First, this is a truly and sensitive essay abour José Clemente Orozco ´s legacy. Whenever I come back to Mexico City, I go visit my friends on the third floor of Palacio Nacional de Bellas Artes. I sit with each one, making eye contact with all of them while listening to what these very tall friends have to say, even if it is more of a monologue. Although I go see them whenever I get the chance, they never fail to welcome me with fresh areas of astonishment.
I visit the murals that reside in the corridors of Bellas Artes not only because a day spent with these masters compensates for the longest periods of solitude, but because their voices say much more than anyone worth calling a friend.
On this particular occasion I went to see the murals with a fellow artist. We always go to museums and galleries together and it is not unusual to have heated conversations about the piece in front of us, agreeing to disagree if we are lucky. While commenting on one of the pieces by Siqueiros, we noticed an old man with a loud voice and bold adjectives was complaining about the title of the mural by José Clemente Orozco. We stared at the man and his theatricality but quickly carried on with our snobby discourse about stylistic choices and material handling in Siqueiros’ work. The man and his wife approached us and quizzed us about Orozco’s mural, Catharsis. My companion and I exchanged looks that echoed our skepticism. But after listening to the symphonies of rants by this man, we learned he is Orozco’s oldest son.
Clemente Orozco, the artist’s oldest son, controls a great deal of his father’s work and its rights. Yet, he kept complaining about the mistaken title of Catharsis (1933-35).
I will abstain from describing this masterpiece because no words could do justice to its dynamism. But for the mere purpose of this note: Catharsis depicts universal chaos to comment on society’s decay and the mechanical nature of violence in the name of progress-to say the very least. Clemente Orozco claims that the title of this mural should be “Universal Prostitution” given that selling oneself is what triggers the deterioration of society.
In Catharsis, three prostitutes are laughing grotesquely at the bottom of the mural. They all look like puppets and mock the viewer with their seductive bodies and overdone faces. Clemente insisted that prostitution is the sharpest metaphor for a society that is fed off of corruption in all existing fields. José Clemente Orozco captures the temptation of exchanging dignity for power and wealth and that might as well be the parasite of society in the extensity of its timeline.
José Clemente Orozco was more ambitious than his contemporaries given that his objective was to illustrate a universal truth instead of addressing microcosmic symptoms of the general disease.
His son continued his rant by saying the characters in Siqueiros’ works seemed to be made out of cardboard. He then turned to look at the mural by Siqueiros, Nueva Democracia, and said the body of the woman looked stiff, whereas in Orozco’s Catharsis the body of the largest prostitute was credible enough to make the viewer want to touch it.
After criticizing Siqueiros’ lack of technique and referring to his work as craft rather than art, he began trashing Rivera. He said he grew up seeing these artists and that is why he can say the work by Rivera is idealist and decorative and that is why he is the most popular.

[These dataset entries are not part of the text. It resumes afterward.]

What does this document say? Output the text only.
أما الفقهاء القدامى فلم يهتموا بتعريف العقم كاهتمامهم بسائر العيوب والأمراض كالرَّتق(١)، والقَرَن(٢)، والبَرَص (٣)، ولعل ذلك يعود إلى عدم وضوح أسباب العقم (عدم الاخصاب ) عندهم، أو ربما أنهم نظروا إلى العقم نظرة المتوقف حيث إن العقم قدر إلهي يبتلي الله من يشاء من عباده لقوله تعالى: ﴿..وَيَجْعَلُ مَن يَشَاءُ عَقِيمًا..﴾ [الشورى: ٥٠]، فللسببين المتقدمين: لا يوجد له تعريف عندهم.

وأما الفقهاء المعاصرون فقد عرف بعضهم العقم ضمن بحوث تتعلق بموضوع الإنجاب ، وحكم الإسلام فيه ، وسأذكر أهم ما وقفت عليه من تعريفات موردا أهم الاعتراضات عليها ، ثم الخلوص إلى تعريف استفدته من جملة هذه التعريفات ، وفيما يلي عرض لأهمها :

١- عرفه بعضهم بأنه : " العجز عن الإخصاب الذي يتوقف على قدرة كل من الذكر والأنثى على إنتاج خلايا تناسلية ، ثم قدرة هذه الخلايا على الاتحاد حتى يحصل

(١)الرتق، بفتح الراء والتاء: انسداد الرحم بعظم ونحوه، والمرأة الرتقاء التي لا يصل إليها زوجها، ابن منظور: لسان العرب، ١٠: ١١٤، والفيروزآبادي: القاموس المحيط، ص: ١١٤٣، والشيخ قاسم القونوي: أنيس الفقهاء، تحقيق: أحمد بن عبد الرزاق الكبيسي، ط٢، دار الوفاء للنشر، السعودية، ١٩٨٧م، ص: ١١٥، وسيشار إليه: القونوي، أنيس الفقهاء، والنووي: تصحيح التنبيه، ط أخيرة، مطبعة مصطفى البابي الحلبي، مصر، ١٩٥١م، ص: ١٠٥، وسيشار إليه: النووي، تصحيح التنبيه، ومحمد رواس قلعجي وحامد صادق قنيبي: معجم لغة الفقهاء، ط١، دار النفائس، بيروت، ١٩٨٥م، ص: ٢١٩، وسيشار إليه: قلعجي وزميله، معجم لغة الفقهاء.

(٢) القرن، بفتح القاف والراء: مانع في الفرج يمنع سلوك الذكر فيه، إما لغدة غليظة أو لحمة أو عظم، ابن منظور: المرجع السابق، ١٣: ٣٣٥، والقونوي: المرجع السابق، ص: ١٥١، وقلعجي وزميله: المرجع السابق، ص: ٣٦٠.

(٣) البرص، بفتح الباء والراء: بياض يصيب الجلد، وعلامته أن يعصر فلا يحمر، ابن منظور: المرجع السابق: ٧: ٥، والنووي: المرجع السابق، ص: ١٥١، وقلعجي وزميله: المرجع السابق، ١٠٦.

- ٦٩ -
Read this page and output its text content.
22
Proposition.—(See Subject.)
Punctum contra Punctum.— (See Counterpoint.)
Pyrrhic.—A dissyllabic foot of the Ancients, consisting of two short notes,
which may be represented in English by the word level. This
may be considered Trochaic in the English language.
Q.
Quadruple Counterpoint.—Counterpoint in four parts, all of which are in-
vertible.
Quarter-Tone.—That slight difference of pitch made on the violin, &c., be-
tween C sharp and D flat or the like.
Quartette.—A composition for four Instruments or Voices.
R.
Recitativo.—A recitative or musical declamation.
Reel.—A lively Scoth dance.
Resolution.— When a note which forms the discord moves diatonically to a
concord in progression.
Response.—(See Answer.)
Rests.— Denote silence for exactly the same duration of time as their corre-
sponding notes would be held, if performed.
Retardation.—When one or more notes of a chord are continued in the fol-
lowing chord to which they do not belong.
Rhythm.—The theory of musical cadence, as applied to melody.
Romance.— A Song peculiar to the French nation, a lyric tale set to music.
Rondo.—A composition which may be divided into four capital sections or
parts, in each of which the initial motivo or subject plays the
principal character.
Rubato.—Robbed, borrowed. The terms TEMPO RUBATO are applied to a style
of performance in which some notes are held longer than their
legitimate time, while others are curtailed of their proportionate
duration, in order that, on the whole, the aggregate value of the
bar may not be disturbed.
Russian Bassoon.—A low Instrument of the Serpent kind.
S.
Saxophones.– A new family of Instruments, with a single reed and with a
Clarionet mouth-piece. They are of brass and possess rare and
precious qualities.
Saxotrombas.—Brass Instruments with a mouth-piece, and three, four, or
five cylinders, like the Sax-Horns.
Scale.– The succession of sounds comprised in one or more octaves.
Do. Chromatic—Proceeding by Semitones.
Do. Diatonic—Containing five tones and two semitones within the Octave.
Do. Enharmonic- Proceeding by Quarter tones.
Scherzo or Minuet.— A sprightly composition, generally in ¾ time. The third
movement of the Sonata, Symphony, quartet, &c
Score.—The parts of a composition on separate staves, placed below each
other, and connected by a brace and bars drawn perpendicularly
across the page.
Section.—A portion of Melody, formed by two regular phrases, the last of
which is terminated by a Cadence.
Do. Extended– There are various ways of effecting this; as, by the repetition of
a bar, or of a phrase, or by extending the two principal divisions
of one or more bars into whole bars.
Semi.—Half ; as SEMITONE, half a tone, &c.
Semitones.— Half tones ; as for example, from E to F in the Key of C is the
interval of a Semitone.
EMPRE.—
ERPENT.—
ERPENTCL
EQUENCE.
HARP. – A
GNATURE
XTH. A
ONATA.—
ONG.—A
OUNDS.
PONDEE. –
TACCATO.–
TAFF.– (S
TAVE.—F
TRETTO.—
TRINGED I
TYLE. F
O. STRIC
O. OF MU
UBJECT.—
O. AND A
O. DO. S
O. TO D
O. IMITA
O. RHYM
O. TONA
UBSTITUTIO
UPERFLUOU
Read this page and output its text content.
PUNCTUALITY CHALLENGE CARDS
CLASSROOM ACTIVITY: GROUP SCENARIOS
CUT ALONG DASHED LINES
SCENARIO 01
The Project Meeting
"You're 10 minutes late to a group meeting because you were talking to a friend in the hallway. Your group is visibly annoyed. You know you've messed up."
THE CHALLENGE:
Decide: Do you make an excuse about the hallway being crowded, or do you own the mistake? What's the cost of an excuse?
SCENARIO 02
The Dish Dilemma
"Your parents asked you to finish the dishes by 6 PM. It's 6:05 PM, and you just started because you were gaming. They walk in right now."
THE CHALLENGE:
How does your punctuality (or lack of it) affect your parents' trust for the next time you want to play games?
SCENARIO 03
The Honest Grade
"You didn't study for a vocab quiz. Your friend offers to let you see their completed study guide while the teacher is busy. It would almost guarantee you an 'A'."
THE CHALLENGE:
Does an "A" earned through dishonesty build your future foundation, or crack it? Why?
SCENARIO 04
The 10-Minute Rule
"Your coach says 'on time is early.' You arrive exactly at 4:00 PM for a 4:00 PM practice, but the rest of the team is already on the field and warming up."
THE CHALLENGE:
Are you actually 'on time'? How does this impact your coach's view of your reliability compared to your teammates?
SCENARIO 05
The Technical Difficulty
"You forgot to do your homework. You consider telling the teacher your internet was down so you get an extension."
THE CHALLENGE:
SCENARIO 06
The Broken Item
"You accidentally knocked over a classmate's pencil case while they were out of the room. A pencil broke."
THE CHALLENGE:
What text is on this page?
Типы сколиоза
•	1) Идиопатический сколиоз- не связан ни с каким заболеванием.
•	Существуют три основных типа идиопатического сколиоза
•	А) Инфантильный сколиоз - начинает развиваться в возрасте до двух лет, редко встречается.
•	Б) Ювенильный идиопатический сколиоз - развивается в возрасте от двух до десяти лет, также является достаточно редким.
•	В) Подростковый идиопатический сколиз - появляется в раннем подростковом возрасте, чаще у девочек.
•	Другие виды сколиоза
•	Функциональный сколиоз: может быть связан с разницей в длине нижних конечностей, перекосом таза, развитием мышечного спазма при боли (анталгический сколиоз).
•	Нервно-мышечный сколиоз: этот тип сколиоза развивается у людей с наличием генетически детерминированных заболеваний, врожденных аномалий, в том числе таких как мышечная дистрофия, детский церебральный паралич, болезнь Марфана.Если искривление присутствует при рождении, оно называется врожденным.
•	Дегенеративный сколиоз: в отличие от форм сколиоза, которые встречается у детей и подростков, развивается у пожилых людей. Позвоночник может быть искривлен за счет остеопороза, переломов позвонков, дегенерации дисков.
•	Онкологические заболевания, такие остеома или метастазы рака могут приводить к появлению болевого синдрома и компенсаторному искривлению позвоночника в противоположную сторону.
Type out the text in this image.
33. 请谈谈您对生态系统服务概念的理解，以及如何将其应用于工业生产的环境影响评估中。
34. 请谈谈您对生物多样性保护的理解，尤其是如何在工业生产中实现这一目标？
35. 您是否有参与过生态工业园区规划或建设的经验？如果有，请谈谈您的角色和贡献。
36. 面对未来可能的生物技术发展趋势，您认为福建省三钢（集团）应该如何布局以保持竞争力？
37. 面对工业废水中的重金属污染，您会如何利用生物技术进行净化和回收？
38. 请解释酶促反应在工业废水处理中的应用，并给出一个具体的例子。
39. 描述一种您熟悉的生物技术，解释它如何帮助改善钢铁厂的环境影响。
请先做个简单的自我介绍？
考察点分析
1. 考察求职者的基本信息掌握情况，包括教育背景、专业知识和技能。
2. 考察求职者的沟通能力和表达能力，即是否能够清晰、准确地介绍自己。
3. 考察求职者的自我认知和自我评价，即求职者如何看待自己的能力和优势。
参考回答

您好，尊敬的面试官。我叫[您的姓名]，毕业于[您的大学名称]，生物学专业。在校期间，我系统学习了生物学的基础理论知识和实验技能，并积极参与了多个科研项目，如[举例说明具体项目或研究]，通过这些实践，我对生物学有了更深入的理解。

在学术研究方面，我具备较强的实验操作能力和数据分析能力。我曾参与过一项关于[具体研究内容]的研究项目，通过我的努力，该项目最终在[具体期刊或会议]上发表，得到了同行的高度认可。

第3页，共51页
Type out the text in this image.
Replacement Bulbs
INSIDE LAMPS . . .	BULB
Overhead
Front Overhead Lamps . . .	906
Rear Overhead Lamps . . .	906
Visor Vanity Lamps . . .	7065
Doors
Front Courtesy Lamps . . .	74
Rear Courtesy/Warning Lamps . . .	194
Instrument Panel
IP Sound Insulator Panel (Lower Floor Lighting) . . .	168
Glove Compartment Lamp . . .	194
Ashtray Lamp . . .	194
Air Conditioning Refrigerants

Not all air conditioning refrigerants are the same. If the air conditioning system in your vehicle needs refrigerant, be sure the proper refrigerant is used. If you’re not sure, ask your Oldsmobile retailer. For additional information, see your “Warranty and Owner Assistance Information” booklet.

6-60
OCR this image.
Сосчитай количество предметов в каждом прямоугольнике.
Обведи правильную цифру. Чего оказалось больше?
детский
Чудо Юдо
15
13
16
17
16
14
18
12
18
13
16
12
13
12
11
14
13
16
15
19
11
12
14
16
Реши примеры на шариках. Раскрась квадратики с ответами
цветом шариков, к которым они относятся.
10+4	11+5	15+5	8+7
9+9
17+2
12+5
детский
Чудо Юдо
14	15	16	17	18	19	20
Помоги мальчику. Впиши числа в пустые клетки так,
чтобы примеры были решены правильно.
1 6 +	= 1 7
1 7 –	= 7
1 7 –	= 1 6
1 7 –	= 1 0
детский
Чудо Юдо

Clemente Orozco has an evident bias, but when he refers to his father as a genius there is truth. I disagree with Clemente, Siqueiros and Rivera were undoubtedly masters; but Clemente is right too, they lack the creative genius of his father.
1. One must have the temperament to master a technique and then create a voice. Absolute expression is problematic and frustrating, only the people who have the character to overcome that frustration will be able to solve the problem of expression.
2. One must develop intriguing and relevant themes that are worthy of a masterpiece. The content is the backbone for any masterpiece and it will give life to form.
3. And most importantly, he says, one must have imagination.
But these three conditions simplify José Clemente Orozco’s genius and fail to justify it entirely. Of the three most important Mexican muralists, Orozco is the least popular and that is expected. No one likes to see oneself reflected in a mirror of explicit sincerity. Orozco painted people who were so dehumanized that they were barely recognizable as individuals.
His depictions are mostly grotesque, but it is an intentional ugliness meant to ridicule what lies beneath any system. But what nurtured this aesthetic was his critical standpoint independent from any doctrine or popular belief; Orozco was one of the few who had ideas of his own.
In his autobiography he says, “When someone says Yes, one must say No, because if we would all agree civilization itself would be in danger” to demonstrate what he considered to be the most hygienic, intellectually speaking. Every piece by this genius reflects his meditations about what it to be a man and demonstrates an anxiety that questioned this not only artistically, but ethically and metaphysically as well.
Clemente’s wife was pressuring him to leave because they had to go somewhere. He left, gave us his card and said we could only contact him if we included a proper definition of Muralism. We did not write.